Authorities say they have found documents related to 'an existing illness' and corresponding medical treatment. German newspapers have also reported that Lubitz received psychiatric treatment from a number of different physicians, and continued to receive treatment and mental health support right up until the crash. The president of a German association of doctors told the media that Lubitz's actions were incomprehensible and irresponsible after he had been written a certificate saying he was "not ready to work, and therefore unfit to fly."

Media outlets have reported that Lubitz was facing an upcoming medical evaluation and it is thought that he may have feared losing his pilot's license due to mental or other health issues, derailing his lifelong passion of flying. Another possible explanation for Lubitz's actions could be related to his medication.
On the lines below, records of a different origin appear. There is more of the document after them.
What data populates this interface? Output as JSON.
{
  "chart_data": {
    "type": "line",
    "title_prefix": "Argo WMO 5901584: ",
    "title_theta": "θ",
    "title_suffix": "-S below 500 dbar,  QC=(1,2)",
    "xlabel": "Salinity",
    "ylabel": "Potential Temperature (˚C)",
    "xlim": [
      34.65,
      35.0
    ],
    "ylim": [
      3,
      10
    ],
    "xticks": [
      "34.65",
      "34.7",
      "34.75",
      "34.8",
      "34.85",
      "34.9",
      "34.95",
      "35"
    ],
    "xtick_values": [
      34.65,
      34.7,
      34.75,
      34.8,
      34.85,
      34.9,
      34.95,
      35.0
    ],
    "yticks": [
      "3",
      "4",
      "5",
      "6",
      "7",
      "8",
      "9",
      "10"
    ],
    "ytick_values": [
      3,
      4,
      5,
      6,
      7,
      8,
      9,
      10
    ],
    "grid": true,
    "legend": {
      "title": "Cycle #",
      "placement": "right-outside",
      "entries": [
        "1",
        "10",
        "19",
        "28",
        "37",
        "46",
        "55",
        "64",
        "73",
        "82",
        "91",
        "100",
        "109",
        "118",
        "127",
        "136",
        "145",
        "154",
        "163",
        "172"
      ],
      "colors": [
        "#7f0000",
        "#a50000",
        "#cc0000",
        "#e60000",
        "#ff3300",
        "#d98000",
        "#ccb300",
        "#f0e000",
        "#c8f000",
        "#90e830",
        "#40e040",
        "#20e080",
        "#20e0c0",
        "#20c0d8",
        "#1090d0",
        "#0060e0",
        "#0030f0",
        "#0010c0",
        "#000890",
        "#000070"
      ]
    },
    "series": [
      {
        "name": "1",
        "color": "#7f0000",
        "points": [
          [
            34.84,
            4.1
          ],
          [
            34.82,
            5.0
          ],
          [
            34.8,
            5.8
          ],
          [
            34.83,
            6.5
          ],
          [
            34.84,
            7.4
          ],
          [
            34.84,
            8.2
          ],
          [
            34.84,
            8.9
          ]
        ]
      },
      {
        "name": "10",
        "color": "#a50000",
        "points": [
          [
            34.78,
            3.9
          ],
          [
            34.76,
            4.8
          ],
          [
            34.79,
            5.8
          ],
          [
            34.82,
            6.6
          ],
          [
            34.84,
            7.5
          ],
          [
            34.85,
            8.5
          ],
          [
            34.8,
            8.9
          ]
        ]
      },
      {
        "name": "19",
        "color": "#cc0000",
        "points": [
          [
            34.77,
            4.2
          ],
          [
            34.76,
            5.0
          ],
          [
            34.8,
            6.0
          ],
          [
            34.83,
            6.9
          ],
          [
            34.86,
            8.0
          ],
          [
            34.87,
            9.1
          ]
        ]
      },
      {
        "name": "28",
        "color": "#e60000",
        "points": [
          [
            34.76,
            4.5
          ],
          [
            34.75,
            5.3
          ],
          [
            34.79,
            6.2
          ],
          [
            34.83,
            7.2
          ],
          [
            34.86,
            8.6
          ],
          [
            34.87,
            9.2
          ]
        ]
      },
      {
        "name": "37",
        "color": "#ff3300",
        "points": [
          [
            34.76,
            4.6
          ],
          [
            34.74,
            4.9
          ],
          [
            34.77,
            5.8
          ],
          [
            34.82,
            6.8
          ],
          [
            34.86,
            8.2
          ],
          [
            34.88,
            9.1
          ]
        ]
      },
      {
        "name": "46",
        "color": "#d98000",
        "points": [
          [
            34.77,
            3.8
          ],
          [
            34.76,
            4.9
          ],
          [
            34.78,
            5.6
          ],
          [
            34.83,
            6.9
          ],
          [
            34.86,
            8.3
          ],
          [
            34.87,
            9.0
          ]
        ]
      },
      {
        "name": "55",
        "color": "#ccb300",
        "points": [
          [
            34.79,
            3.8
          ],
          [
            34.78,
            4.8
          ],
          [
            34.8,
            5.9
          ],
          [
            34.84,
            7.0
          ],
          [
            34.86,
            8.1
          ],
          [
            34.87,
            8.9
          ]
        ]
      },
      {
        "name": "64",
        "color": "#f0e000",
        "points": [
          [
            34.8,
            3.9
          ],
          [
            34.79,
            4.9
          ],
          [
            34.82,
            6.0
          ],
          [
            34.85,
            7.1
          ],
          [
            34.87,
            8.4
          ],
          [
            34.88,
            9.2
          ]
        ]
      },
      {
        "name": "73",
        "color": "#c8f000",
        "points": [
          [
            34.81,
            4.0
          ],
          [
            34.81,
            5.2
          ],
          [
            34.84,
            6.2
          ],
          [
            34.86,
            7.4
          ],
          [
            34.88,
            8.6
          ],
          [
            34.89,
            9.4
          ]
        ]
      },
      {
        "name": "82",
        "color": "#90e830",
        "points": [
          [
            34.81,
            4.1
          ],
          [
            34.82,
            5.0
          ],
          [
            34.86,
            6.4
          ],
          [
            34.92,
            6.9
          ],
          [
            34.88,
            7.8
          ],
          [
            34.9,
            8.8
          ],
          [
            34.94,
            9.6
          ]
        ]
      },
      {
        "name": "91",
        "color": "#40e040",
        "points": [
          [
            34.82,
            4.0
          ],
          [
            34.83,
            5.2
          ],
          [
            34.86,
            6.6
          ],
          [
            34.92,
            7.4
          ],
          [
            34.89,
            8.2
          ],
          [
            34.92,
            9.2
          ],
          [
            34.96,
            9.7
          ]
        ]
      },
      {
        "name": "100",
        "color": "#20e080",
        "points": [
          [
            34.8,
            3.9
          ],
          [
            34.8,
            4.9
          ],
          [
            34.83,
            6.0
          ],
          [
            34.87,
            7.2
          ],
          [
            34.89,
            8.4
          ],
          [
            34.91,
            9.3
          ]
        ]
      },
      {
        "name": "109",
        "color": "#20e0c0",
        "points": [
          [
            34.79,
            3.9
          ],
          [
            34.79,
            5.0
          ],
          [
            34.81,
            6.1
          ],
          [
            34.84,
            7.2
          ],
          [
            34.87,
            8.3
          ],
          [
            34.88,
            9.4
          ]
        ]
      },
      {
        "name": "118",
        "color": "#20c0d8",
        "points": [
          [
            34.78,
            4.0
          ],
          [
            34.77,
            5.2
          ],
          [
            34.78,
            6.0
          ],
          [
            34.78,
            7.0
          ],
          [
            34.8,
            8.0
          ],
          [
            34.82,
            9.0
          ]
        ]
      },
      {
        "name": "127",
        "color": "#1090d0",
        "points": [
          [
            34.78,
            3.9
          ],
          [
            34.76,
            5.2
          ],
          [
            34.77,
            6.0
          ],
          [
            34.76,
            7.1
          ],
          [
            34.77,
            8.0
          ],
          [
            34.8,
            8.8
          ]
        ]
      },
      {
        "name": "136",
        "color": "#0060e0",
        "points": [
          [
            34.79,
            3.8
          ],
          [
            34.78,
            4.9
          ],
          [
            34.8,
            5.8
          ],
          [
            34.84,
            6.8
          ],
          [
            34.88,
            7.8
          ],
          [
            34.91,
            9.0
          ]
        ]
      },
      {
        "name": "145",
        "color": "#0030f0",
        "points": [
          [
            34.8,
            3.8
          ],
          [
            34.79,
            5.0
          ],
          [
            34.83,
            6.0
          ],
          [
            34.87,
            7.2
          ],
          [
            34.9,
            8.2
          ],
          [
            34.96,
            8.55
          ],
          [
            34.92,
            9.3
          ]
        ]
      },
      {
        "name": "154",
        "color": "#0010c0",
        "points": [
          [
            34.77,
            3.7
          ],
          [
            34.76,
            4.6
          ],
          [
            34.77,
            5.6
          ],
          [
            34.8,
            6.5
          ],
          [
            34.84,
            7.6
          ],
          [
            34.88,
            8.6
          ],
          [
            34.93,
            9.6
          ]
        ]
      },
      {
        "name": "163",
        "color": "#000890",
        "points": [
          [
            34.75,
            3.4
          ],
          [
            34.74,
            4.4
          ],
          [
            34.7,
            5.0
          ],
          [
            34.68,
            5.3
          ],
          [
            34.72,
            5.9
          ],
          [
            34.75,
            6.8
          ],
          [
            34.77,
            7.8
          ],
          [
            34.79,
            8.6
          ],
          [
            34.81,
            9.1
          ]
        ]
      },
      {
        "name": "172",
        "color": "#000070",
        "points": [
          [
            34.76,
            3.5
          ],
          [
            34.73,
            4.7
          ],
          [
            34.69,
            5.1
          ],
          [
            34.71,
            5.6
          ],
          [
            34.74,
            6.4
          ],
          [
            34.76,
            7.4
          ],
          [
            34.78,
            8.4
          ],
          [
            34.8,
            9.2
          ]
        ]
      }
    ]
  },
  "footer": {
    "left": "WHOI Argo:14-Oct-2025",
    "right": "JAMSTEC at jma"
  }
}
Some have postulated that Lubitz stopped taking his medication so it would not be detected in his upcoming medical evaluation.

A spokesman for Lufthansa, which owns Germanwings, said the company was unaware of any medical notes regarding Lubitz on the day of the crash, adding that it was Lubitz's responsibility to bring that information to the airline's attention. However, the head of Germanwings admitted that Lubitz had slipped through the company's safety net and should never have been flying.

What we know about Andreas Lubitz:

  • Co-pilot Andreas Lubitz, who deliberately initiated the descent and subsequent crash of Germanwings Flight 4U9525, received an "unfit to work" diagnoses from two different doctors on the day of the tragedy, but kept it secret.
  • Lubitz may have known that his career was coming to an end. According to German newspaper, he may have crashed the plane over fears he was about to lose his pilot license due to his medical condition.
  • Investigators have said they believe Lubitz had 'hidden illness.'
  • Pharmacist near Lubitz's home confirmed the 27-year-old co-pilot regularly picked up medication, but would not disclose what the meds were to the media.
  • Lufthansa head: Lubitz slipped through the company's safety net.
  • Friends say Lubitz was teased because he was a flight steward before going through flight training school.
  • Authorities say that while they haven't found a suicide note, they have found evidence of that he was mentally ill.